# Vikings



## Sheilawisz (Sep 14, 2013)

I have been watching every episode of the Canadian/Irish TV series _Vikings_, which is filmed in Ireland and has been produced for The History Channel.

You can watch the Trailer here:

[video=youtube_share;XQFQN3-Pm8E]http://youtu.be/XQFQN3-Pm8E[/video]

The series tells the story of real world Viking legend Ragnar Lodbrok, also describing his family and friends. I have not finished watching the first season yet, and I am happy to hear that the series has been renewed for a second season.

I recommend _Vikings_ a lot, especially if you like Historical fiction stuff =)


----------



## senseiseth (Sep 14, 2013)

You love Vikings too! That show is awesome. Better than some of the others things I've seen recently.


----------



## Ophiucha (Sep 15, 2013)

I thought it was pretty good. I love George Blagden, who plays Athelstan (the monk), and the family dynamics with Lagertha, Ragnar, and Bjorn were excellent. Plus, I just love vikings in general. Wasn't a fan of the finale, but hopefully they bring things back together for season 2.


----------



## senseiseth (Sep 15, 2013)

Same here, there just didn't seem to have any really resonating with that end. Then again, maybe the writers thought things weren't going to go into season two, so they figured to play it safe? Who knows?

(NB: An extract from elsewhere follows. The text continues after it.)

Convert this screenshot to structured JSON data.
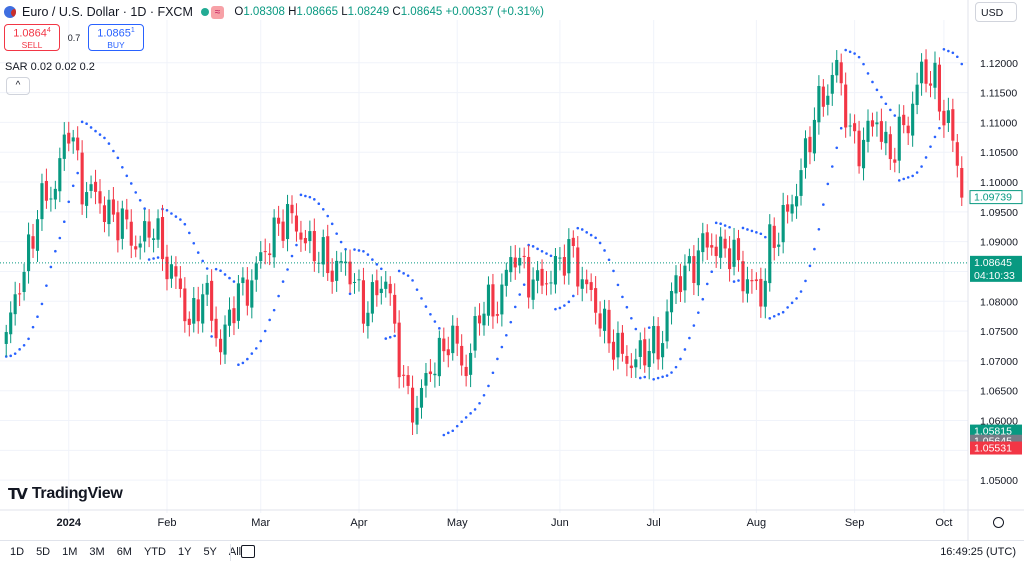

But from the looks of the sneak peek, things look like they'll be coming to a head.


----------



## Sheilawisz (Sep 16, 2013)

I love Athelstan too, he is my favorite character of the series followed by Lagertha and Floki.

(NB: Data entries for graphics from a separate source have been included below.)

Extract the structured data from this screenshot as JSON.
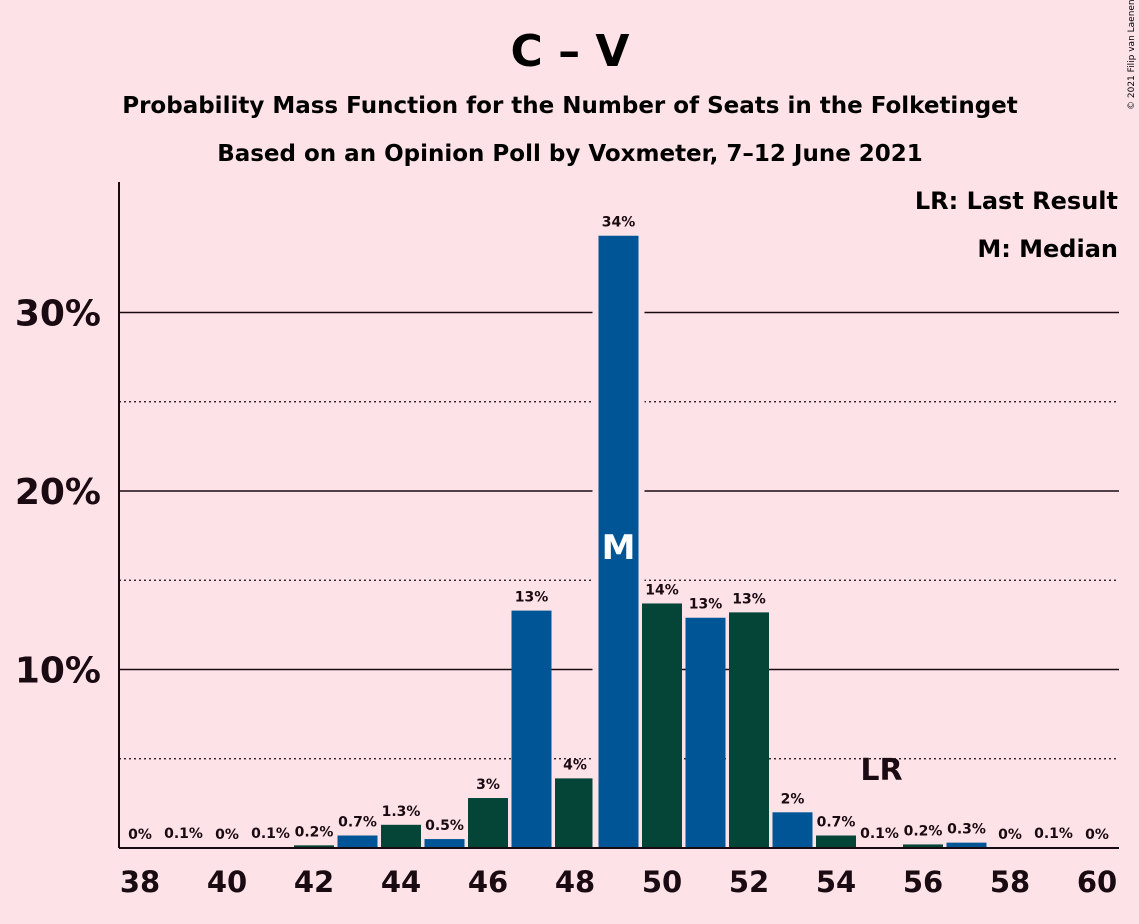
{
  "title": "C – V",
  "subtitle1": "Probability Mass Function for the Number of Seats in the Folketinget",
  "subtitle2": "Based on an Opinion Poll by Voxmeter, 7–12 June 2021",
  "legend": {
    "lr": "LR: Last Result",
    "m": "M: Median"
  },
  "copyright": "© 2021 Filip van Laenen",
  "colors": {
    "background": "#fde3e8",
    "bar_blue": "#005596",
    "bar_green": "#044538",
    "text": "#1a0a12"
  },
  "chart_data": {
    "type": "bar",
    "title": "C – V",
    "xlabel": "",
    "ylabel": "",
    "categories": [
      38,
      39,
      40,
      41,
      42,
      43,
      44,
      45,
      46,
      47,
      48,
      49,
      50,
      51,
      52,
      53,
      54,
      55,
      56,
      57,
      58,
      59,
      60
    ],
    "values": [
      0,
      0.05,
      0,
      0.05,
      0.15,
      0.7,
      1.3,
      0.5,
      2.8,
      13.3,
      3.9,
      34.3,
      13.7,
      12.9,
      13.2,
      2.0,
      0.7,
      0.05,
      0.2,
      0.3,
      0,
      0.05,
      0
    ],
    "value_labels": [
      "0%",
      "0.1%",
      "0%",
      "0.1%",
      "0.2%",
      "0.7%",
      "1.3%",
      "0.5%",
      "3%",
      "13%",
      "4%",
      "34%",
      "14%",
      "13%",
      "13%",
      "2%",
      "0.7%",
      "0.1%",
      "0.2%",
      "0.3%",
      "0%",
      "0.1%",
      "0%"
    ],
    "x_tick_labels": [
      "38",
      "40",
      "42",
      "44",
      "46",
      "48",
      "50",
      "52",
      "54",
      "56",
      "58",
      "60"
    ],
    "y_ticks": [
      10,
      20,
      30
    ],
    "y_tick_labels": [
      "10%",
      "20%",
      "30%"
    ],
    "y_minor_ticks": [
      5,
      15,
      25
    ],
    "ylim": [
      0,
      37
    ],
    "median": 49,
    "median_label": "M",
    "last_result": 55,
    "last_result_label": "LR",
    "bar_color_pattern": "alternating blue/green by seat",
    "legend_position": "top-right",
    "grid": true
  }
}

You have made me curious about the finale of the first season, but please, don't spoil it for me. I want to see what happens with Athelstan in the end... A part of me whishes that he returns home in England, but it would also be good if he stayed to live with Ragnar and his family.

I know that the series suffers from some historical inaccuracies, but I love it anyway.


----------